This may be controlled with the ``erf.beta_s`` parameter.

To solve the coupled system, we first evolve the equations for :math:`U^{\prime \prime, \tau + \delta \tau}`  and
:math:`V^{\prime \prime, \tau + \delta \tau}` explicitly using :math:`\Theta^{\prime \prime, \tau}` which is already known.
We then solve a tridiagonal system for :math:`W^{\prime \prime, \tau + \delta \tau}`, and once :math:`W^{\prime \prime, \tau + \delta \tau}`
is known, we update :math:`\rho^{\prime \prime, \tau + \delta \tau}` and :math:`\Theta^{\prime \prime, \tau + \delta \tau}.`

In addition to the acoustic off-centering, divergence damping is also applied
to control horizontally propagating sound waves.

.. math::

   p^{\prime\prime,\tau*} = p^{\prime\prime,\tau}
     + \beta_d \left( p^{\prime\prime,\tau} - p^{\prime\prime,\tau-\delta\tau} \right)
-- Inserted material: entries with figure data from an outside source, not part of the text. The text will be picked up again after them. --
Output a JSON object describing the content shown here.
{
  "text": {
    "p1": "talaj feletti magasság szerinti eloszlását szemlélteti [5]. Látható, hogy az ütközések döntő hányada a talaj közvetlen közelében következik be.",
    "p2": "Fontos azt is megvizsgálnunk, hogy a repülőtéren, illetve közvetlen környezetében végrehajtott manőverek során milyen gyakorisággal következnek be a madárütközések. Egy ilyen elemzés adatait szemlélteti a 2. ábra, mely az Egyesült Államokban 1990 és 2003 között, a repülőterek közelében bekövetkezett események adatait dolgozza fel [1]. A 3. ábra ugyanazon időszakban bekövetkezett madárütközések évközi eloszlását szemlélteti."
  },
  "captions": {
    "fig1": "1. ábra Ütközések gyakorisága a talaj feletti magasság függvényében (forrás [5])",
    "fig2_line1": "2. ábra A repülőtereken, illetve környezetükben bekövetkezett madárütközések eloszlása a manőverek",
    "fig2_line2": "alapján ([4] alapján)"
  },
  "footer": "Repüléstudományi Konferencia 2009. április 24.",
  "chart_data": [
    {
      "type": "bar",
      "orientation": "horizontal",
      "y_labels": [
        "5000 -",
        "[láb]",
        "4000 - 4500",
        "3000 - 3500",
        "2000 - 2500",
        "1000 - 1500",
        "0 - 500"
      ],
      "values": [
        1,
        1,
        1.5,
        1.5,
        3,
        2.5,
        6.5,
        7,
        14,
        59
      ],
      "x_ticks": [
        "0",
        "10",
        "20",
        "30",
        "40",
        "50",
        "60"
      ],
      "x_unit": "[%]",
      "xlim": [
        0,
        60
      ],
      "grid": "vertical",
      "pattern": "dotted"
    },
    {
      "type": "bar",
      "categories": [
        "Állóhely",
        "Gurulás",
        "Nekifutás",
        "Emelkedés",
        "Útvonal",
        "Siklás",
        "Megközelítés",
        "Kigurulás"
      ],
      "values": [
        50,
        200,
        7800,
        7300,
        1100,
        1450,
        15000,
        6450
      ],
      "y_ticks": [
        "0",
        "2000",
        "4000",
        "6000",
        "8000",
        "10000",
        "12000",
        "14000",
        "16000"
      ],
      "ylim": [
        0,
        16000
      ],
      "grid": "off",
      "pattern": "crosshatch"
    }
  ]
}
where :math:`\tau*` is the forward projected value used in RHS of the acoustic
substepping equations for horizontal momentum. According to Skamarock et al,
this is equivalent to including a horizontal diffusion term in the continuity
equation. A typical damping coefficient of :math:`\beta_d = 0.1` is used, as in
WRF.